DLCI Member Of The Month - February 2023 Kathy John

I was born in Alston, Cumberland, in the highest market town in England. Although I don’t remember the North very well because we moved to the Midlands when I was four years old, my four sisters and I spent many happy holidays at my grandparents’ home on a farm in Northumberland. Even with no indoor loo and a tin bath in front of the fire, it seemed like paradise for children – less so, I’m sure, for my grandparents. We played in the hay bales, building dens and finding eggs where the chickens had made nests and generally ran riot!

We moved to Rugby in 1960 and I had an uneventful but happy childhood, attending the local primary school and then the girls’ grammar school (where Pat Sansom had also been a pupil as I discovered a few years ago). With five children, my parents weren’t able to afford exotic holidays and so we spent a lot of time in Snowdonia and the Lake District, camping and climbing mountains. My father was such a lover of climbing that we used to joke that we never went anywhere flat! Those times have given me an appreciation of nature and the outdoors which I still love to this day, although I have to say that I drew the line at camping some years ago; I enjoy my creature comforts too much.

It was at the age of 16 that I had my first experience of ‘abroad’ on an exchange visit to Poitiers and I was totally hooked on France from that moment on. I absolutely loved the language, the lifestyle, the weather, the food – everything! One weekend during my stay I was taken on an excursion by the teenagers of the household, to a barn where we sang songs around campfires and drank beer into the early hours, which all seemed impossibly sophisticated and glamorous to me. I found an old scrapbook recently and discovered that this ‘grange’ had actually been near Lalinde!
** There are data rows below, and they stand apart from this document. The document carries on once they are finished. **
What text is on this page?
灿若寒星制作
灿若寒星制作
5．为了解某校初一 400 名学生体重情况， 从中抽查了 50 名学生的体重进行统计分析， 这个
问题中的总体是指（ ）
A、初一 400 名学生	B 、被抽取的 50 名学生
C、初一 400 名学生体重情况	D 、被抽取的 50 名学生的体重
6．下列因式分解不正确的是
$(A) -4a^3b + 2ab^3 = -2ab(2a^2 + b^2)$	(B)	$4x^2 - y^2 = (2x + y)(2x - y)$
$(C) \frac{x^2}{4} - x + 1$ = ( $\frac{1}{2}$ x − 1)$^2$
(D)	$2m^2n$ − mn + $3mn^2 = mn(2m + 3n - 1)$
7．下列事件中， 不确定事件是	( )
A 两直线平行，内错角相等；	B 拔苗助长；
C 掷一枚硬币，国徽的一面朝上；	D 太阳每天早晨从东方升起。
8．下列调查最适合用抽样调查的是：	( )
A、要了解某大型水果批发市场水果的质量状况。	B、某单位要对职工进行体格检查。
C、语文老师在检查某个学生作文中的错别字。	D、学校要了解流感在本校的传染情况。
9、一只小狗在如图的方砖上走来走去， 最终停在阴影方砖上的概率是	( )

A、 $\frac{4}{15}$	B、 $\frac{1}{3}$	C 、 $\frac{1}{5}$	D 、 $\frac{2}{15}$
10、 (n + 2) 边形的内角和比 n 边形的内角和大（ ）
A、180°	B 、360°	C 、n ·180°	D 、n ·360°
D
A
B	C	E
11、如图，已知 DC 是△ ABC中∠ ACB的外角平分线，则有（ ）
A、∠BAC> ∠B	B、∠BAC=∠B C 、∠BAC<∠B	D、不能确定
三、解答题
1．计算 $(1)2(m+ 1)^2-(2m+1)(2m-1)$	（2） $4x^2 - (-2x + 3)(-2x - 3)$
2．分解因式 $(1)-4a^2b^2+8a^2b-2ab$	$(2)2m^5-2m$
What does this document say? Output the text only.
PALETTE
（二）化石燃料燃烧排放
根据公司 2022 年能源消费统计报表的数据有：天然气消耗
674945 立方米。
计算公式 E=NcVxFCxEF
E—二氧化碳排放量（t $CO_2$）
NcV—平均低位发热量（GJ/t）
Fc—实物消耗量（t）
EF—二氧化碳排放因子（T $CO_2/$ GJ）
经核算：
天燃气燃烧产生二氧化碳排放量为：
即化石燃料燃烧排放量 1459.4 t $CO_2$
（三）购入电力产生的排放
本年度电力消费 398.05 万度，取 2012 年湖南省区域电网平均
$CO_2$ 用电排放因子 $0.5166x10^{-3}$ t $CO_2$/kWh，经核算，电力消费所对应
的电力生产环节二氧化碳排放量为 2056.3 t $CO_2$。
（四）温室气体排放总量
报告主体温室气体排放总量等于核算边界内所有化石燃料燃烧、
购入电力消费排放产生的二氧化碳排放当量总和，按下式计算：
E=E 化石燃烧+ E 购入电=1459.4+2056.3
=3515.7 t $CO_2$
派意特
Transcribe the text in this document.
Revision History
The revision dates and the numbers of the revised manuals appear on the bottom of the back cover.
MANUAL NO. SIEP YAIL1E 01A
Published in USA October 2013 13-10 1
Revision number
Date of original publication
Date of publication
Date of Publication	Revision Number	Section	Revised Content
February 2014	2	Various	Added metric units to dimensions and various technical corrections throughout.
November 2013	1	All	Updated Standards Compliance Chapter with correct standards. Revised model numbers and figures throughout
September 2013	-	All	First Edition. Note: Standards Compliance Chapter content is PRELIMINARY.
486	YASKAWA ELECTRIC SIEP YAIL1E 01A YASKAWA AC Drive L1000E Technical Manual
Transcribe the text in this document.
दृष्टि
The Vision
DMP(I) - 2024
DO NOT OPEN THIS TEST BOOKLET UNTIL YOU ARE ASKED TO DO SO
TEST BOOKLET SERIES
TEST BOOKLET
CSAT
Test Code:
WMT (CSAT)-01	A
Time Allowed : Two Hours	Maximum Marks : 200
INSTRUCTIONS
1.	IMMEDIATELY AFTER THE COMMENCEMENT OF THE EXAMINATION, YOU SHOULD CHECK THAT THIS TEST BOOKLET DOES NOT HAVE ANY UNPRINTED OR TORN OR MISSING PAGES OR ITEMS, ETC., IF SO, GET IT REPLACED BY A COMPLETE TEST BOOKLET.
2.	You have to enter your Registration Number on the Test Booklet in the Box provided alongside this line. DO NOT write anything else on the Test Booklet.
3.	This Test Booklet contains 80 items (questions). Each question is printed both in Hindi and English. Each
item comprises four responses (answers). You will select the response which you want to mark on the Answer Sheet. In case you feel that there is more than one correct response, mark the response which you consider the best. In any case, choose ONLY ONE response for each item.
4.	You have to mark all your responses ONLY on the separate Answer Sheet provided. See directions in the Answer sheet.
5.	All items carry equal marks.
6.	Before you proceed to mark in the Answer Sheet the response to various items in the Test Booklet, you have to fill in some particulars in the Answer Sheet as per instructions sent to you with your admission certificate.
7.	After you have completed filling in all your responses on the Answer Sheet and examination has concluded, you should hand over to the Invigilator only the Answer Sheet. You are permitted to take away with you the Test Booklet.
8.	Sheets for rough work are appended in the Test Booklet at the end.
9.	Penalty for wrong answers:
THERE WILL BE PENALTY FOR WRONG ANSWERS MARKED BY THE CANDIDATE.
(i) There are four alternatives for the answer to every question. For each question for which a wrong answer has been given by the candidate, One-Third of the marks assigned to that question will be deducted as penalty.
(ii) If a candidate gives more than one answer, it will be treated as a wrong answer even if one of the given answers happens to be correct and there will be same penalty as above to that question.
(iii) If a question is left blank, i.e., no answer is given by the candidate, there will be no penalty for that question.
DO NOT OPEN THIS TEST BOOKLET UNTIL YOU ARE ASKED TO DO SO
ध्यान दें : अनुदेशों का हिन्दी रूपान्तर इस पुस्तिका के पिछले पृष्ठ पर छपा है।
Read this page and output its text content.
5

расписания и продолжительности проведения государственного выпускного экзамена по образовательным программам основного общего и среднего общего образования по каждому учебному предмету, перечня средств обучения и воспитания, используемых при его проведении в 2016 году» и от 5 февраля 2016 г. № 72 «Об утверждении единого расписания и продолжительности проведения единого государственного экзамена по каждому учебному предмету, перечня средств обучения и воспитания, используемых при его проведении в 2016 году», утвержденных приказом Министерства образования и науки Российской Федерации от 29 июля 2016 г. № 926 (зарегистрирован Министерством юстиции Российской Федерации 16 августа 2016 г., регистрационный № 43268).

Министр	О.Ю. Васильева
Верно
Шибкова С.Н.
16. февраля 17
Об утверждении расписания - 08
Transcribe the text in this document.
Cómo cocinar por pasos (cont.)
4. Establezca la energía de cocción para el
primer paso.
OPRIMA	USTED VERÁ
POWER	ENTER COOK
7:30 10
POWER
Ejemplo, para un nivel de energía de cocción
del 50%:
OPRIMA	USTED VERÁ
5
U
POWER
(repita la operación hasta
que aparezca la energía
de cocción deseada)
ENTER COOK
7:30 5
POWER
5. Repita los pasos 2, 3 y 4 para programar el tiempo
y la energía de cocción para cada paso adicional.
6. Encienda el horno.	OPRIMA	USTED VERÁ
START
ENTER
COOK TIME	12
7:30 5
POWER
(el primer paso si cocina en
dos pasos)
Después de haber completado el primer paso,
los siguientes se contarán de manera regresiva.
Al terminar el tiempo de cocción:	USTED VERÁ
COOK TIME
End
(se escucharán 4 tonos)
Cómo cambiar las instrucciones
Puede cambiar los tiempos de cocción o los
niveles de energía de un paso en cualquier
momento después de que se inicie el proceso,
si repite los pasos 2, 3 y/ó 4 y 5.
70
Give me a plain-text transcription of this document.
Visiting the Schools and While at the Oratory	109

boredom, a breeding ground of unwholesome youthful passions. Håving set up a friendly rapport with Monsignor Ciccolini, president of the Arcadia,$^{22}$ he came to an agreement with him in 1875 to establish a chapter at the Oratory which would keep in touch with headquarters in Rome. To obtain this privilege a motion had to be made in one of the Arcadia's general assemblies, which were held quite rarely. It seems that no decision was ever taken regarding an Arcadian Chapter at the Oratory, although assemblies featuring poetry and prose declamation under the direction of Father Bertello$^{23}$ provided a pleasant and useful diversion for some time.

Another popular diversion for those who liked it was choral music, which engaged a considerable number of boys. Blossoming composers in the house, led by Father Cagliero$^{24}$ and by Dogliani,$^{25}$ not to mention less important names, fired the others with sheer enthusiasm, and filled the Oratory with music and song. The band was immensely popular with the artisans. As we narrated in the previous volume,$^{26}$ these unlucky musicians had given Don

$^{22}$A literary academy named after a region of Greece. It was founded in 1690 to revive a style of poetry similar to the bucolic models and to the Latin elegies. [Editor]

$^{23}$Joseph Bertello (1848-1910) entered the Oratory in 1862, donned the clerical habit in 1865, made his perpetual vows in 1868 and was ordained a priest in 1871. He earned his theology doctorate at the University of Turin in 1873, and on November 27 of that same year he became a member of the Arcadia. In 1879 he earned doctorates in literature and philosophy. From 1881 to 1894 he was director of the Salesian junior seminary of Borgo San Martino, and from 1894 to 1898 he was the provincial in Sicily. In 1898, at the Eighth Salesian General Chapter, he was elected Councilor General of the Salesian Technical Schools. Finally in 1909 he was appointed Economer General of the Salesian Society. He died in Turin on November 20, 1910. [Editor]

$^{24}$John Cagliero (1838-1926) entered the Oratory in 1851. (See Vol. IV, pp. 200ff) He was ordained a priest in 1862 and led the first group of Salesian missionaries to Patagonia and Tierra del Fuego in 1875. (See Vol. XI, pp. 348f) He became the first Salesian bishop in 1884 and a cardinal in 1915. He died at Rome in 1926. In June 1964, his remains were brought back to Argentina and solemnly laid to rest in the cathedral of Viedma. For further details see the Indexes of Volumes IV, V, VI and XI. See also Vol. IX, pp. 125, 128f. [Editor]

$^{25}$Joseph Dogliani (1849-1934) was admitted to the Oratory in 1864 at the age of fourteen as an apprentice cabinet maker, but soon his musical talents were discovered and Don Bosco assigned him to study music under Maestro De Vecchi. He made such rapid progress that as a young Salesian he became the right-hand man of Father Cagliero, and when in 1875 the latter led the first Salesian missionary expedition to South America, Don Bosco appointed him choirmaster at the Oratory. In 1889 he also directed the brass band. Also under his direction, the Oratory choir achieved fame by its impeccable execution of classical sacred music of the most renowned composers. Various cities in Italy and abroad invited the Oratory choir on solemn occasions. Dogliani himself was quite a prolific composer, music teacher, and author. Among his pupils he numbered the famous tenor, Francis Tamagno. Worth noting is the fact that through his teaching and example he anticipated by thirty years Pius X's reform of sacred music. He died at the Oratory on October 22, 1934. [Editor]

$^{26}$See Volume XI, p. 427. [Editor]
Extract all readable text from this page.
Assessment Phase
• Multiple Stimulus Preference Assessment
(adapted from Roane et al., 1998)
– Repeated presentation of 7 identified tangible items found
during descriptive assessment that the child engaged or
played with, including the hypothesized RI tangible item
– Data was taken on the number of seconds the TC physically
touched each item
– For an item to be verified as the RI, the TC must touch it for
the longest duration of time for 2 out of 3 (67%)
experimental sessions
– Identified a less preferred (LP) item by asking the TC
I would love to know exactly where and whether it still exists.

I was more determined than ever to study French, and after ‘A’ Levels I went to the University of Bradford where I enrolled on a degree course in European Studies with French and Politics. (Another coincidence – I discovered recently through the MoM feature that Maggie Fitzgerald was at Bradford at exactly the same time). I wanted to study France/French in a contemporary way rather than a traditional literature-based course, and this course was brand new – I was in only the second cohort. I thoroughly enjoyed it and have been totally convinced of the value of belonging to Europe ever since. Since 2017, I have been actively involved in an organisation called Remain in France Together (RIFT) which was set up to protect the rights of UK citizens in France and help people with Cartes de Séjour and other administrative formalities which became necessary after Brexit.

I met my future husband, Philip, on my first day at Bradford in 1974 and we have four children. I worked for L’Oréal for several years and then retrained as a French teacher; Philip was a Maths teacher who became Headmaster of two independent schools. We shared the same views on internationalism (amongst other things!) and he is a great advocate of the International Baccalaureate, a broad curriculum that values the importance of learning languages. He introduced the IB in the schools he ran and our children were lucky enough to study it, which inspired our youngest son to take a degree in Chinese at university.

We took early retirement in 2013 and moved full time to the house we had owned in the Dordogne since 2002 and where we had spent wonderfully happy holidays with the children. The drawback of being Head of an independent school is having to live in a house on the school grounds so our French home had always been an escape, a bolt hole, where nobody could track Philip down out of term time …. until the advent of skype and wifi of course! The ‘children’ still consider where we live near Beaumont du Périgord as their family home and they love bringing their own children here now. Our daughter was married locally last summer and we had a marvellous day, with our families from the UK and beyond managing to join us for a week of celebrations.

 I was President of DLCI from 2019-22 and, despite the tricky times with Covid 19 and confinement, I thoroughly enjoyed the role. DLCI is a fantastic association and through it I have made many friends of different nationalities. I enjoy our social gatherings and book club, in particular. DLCI is a great resource for newcomers to the area and I wish it continued success.